Robert Santos

Daily Point of Light # 3228 Jun 20, 2006

Robert “Bob” Santos is the most publicly recognized spokesperson and leader of the movement that began in the 1970s to preserve Seattle’s Chinatown/International District (ID).

Santos is the son of Filipino immigrant Sammy Santos and in Indipino (Native American/Filipino) mother, Virginia Nicol. He was born in Seattle in 1934 and grew up in the city’s Chinatown. He served in the US Marines after high school in the early 1950s, and returned to Seattle in 1955 to work for Boeing. In the 1960s, Santos became involved in civil rights struggles through his involvement with the Catholic Church and the encouragement of Catholic Interracial Council co-founder Walt Hubbard. While working at the Catholic-run St. Peter Claver Center in the late 1960s, Santos was able to provide free meeting space to some of the most radical civil rights groups in the city, thereby helping facilitate a multiracial civil rights sensibility among Seattle activists by making the Center what he called “the Heart of the Struggle.” In 1969, he was elected President of Seattle’s Catholic Interracial Council.

From 1972 to 1989, Santos served as Executive Director of Inter*Im (the International District Improvement Community Development Association).

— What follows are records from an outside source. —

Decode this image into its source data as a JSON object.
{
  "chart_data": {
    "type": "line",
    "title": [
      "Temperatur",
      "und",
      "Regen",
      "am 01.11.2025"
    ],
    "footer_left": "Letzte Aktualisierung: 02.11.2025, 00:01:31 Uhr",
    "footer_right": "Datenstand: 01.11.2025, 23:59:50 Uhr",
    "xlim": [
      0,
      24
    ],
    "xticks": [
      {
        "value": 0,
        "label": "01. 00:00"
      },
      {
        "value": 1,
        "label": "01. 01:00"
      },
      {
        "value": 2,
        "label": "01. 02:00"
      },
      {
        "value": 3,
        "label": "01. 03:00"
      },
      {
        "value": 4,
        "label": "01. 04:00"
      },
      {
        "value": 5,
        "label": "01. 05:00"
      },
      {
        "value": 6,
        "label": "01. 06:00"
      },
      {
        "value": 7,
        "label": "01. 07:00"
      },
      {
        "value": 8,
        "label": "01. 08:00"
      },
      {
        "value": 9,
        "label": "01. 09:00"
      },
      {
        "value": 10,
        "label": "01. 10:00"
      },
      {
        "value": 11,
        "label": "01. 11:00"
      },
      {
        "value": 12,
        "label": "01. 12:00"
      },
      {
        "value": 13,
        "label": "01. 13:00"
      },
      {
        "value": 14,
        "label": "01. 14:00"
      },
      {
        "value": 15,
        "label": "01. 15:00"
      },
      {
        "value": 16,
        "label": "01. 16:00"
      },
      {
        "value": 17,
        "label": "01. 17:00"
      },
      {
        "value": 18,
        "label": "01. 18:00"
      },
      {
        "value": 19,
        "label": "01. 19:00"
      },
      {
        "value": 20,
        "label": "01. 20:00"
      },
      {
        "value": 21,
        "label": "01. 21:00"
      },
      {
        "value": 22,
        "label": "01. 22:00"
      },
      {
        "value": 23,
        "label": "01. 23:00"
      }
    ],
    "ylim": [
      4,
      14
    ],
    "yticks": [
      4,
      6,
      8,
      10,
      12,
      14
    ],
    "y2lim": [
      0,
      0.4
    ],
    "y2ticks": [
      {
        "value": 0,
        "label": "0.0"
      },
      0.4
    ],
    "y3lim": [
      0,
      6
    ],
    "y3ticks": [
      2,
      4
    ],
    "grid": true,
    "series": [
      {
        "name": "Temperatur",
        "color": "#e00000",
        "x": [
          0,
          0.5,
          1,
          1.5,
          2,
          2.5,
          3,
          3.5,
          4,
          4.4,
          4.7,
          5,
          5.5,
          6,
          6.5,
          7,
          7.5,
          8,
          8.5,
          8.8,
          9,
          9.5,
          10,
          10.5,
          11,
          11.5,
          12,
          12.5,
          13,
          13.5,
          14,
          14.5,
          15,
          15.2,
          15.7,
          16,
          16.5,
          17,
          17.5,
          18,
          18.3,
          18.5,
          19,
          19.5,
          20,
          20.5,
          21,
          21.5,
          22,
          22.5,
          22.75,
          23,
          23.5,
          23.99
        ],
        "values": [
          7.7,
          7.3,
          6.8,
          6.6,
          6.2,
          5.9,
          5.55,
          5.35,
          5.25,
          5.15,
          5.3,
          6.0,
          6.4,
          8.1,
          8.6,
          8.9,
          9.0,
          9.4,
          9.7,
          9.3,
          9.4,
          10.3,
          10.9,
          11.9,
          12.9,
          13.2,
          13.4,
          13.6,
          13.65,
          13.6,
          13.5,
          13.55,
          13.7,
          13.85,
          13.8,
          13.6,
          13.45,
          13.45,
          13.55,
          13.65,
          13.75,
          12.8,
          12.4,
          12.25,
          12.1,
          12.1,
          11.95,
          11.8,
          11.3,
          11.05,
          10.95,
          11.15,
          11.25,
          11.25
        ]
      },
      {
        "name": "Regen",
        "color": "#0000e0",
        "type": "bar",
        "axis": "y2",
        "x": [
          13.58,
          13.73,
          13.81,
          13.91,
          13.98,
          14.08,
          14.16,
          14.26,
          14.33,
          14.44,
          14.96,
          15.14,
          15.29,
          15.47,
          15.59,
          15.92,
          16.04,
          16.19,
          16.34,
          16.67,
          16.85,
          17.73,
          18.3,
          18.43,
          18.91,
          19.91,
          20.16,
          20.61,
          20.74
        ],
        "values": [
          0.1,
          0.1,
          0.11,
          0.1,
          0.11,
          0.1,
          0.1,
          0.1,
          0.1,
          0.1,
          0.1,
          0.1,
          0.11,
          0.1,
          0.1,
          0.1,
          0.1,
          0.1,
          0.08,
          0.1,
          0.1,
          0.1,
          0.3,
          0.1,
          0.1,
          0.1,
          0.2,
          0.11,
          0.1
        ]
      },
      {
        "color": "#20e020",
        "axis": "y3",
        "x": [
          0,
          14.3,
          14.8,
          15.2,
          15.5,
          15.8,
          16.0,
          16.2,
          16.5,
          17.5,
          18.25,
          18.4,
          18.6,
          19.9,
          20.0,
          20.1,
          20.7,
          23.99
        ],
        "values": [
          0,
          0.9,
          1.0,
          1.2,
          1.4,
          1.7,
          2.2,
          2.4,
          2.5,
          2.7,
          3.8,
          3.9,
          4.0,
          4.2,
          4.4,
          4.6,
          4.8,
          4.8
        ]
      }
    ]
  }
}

In this position, he was a pivotal liaison between community activists, private businesses, and government agencies in developing and overseeing ID preservation plans. The group’s agenda included increasing the ID’s affordable housing stock; preserving its culturally distinct small businesses; and providing the neighborhood a range of culturally appropriate social services, particularly for its Asian elderly. Through Santos’s leadership in the ID, he helped mentor a generation of young Asian activists in Seattle, earning him the nickname “Uncle Bob.”

Our ability to get the property owners and businesses to accept low-income housing was probably the greatest thing we could have done…Together we could bring vacant buildings back to life.

In 1982—along with leaders representing other communities of color Bernie Whitebear (Native American), Larry Gossett African-American), and Roberto Maestas (Latino)—Bob Santos co-founded the Minority Executive Director’s Coalition (MEDC). MEDC is a coalition of people of color dedicated to achieving equity and social justice in partnership with communities of color through advocacy, education and membership development. It is a rare organization that unifies people of color rather than divides them.

Santos also helped start many other community-based organizations such as the Denise Louie child Care Center, the Danny Woo Community Garden, and the International District Community Health Center. From 1989 to 1993, he oversaw the Seattle Chinatown/ International District Preservation Authority.

On April 14, 1994, US President Bill Clinton appointed Santos as the Housing and Urban Development (HUD) secretary’s representative for the Northwest-Alaska area, Region X. His sense of the power of “we” determined his decision to accept the position. When an outdoor encampment was closed down by the city, Santos created the Federal Building Shelter.

As he tells the story, he called the regional administrator for GSA. “Jay,” I said, “could we, uh, house some homeless people in the Federal Building?” Jay Pearson said what any sensible administrator would say, “Bob, you know all the security issues and Oklahoma, and…” Bob replied, “Yeah, I know all that stuff. But Jay, could you come down to the Federal Building? Let’s look at it.”

Jay came, and together they found a space that could meet the security issues. Bob set about selling the plan to the other building tenants. “I decided to do that first, before I tried to get an okay from headquarters. And it was a little tough. But finally they said, “Let’s try it.”

All that was left was to get federal approval. Bob told Secretary Cisneros: “We have a chance to do a very innovative program, to shelter some folks in our federal building. Who do I work with?”

There was a long pause. “Well, Uncle Bob, why don’t you work with Marilyn Davis?” I knew I had it. He didn’t say no, and he didn’t say we had to [jump through the Appropriations hoop]. Twenty spots. That isn’t much. But more important we’ve set a precedent for other federal office buildings to shelter homeless people.

In 2002, Santos published an autobiography—Humbows, not Hotdogs!: Memoirs of a Savvy Asian American Activist—which is also an important source of information about the multiracial coalitions that comprised Seattle’s civil rights movements in the late 1960s and 1970s. Soon after the book’s publication, he returned to his position as Executive Director of Inter*Im. In spring 2006 he will step down from the nonprofit group that he led to revitalize the International District.